ISM3 Technical Standard
The ISM3 draft standard is now available for company review. The review period starts on July 26 and closes on August 22. Members reviewed the recent changes (those made over the past two months) to the document, in particular the addition of the Implementing ISM3 chapter and the commentary Appendix on how ISM3 and ISO 27000 coexist.
Thoughts on promoting ISM3 when we launch it as our ISM3 standard (assuming it successfully completes company review) include involving Open Group marketing, IPR from the ISM3 Consortium, and a program of Webcasts running ISM3 tutorials and related user-experience broadcasts. An action was accepted to draw up a marketing strawman for review and development in preparation for the launch of ISM3.
In parallel with the company review, we will also consider best-value follow-up project development work to support adoption and growth of ISM3 in the marketplace.
Architecting for Uncertainty
Following up a request for a workshop with the RT&ES Forum to explore in detail the underlying concepts of a proposal aired by a member of the Security Forum for a new direction termed “Architecting for Uncertainty and Variance”, that member led a workshop (joint with the RT&ES Forum) in which he presented the concepts, which were appropriately aired and debated. Members left the workshop with a better understanding of the concepts and a willingness to evaluate its proposals, with a view to arriving at a conclusion on their view of it as a valid approach for architecting security. The outcome from this conclusion will influence how we take this concept forward.
Cloud/SOA Security
In a joint meeting session with the Cloud Computing “Cloud/SOA Security” Work Group, two members from this Work Group reviewed a presentation summarizing the goals, planned deliverables, and progress on developing this Work Group's deliverables. The outcomes contributed to members' awareness of progress in this joint project and added interest in participating.

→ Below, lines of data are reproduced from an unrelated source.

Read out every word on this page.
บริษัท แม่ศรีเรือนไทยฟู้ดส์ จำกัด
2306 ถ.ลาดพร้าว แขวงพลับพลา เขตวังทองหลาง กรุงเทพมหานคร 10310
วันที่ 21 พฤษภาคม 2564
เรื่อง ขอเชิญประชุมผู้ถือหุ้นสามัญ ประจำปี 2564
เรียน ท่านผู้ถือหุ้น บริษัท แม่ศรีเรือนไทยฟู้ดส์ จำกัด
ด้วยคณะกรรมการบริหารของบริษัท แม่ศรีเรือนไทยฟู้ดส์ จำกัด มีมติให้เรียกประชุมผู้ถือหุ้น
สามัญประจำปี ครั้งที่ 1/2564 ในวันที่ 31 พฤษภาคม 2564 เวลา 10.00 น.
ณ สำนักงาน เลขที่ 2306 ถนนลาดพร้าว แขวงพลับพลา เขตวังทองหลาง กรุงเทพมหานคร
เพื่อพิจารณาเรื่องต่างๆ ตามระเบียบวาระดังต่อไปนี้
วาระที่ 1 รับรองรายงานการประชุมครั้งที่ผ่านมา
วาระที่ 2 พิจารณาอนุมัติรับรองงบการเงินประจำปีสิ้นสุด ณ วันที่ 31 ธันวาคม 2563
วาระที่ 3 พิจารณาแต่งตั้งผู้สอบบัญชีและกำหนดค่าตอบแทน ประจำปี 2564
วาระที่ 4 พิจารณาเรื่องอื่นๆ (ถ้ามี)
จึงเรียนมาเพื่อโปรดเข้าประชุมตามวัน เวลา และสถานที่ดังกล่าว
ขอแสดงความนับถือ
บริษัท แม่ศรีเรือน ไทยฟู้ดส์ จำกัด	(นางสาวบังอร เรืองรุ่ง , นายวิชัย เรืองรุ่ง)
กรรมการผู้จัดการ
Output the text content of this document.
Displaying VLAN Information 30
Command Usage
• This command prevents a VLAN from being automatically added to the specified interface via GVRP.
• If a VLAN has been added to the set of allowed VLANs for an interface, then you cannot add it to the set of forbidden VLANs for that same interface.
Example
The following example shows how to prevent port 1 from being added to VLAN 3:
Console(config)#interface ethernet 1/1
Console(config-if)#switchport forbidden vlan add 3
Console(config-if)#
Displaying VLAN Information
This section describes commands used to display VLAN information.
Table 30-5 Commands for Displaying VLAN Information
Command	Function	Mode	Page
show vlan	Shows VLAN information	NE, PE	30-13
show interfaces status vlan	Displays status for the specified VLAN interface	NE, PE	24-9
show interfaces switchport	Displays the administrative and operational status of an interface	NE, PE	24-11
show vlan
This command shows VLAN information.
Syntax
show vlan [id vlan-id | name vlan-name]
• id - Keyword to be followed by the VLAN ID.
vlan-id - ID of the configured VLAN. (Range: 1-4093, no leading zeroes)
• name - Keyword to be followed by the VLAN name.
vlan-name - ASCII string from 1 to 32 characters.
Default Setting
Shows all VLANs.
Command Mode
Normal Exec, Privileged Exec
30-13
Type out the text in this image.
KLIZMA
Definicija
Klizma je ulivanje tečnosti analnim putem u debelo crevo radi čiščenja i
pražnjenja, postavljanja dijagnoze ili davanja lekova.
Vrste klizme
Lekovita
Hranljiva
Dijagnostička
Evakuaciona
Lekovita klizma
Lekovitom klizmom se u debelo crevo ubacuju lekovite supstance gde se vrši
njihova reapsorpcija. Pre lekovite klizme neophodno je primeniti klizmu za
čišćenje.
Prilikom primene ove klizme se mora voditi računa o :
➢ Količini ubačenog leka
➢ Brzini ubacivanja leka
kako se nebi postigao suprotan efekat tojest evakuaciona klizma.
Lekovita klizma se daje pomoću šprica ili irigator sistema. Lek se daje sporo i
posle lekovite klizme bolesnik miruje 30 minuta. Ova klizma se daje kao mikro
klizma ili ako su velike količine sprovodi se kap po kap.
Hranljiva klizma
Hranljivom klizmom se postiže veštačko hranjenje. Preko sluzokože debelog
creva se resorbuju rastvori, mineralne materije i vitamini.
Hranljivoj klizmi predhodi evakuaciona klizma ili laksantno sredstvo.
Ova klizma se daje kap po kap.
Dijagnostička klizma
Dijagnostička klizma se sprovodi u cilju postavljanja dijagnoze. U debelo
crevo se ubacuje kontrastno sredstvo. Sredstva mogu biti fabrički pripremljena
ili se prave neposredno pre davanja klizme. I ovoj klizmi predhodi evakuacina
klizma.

Enterprise Security Architecture (ESA) Guide
The web page for this project, including the project Charter specifying background information, objectives and deliverables, and the latest ESA draft document, are all available from the project web site. Our consultant editor Gunnar Peterson and our Open Group member project manager joined this meeting session via conference call. They conducted members through all the updated areas of the base document, noting areas for further change and update that will result in an ESA Update draft that is acceptable for submission to formal review leading to approval for publication as a Technical Guide. The target for progressing this updated ESA Guide to completion is to finalize the draft within two weeks, perform the formal review over the required three-week period, and so aim to be in a position to request approval to publish by mid-September 2010.
Secure Mobile Architecture
This was a joint meeting with the RT&ES Forum, whose members share a joint interest in developing a Secure Mobile Architecture standard, based on developing the SMA Technical Study which was published in February 2004. In a joint RT&ES-Security Forums meeting on November 16-18, 2009, members of these two forums began joint work on a project aimed at analyzing the real requirements and audience(s) for an SMA standard. The draft Charter, key descriptive presentations outlining the project objectives, and latest draft standard, are all available to members from the SMA project web page.
Members reviewed the latest SMA v0.6 draft standard – available to members from our project web site - and feedback was noted for updating it.
A number of members then volunteered action to contribute further work and write-ups for incorporation into the SMA draft. The project leader and Open Group Security Forum director will coordinate these actions, with the aim of compiling an SMA draft standard that is 90% populated by the start of the next Open Group conference in Amsterdam (October 18-22, 2010).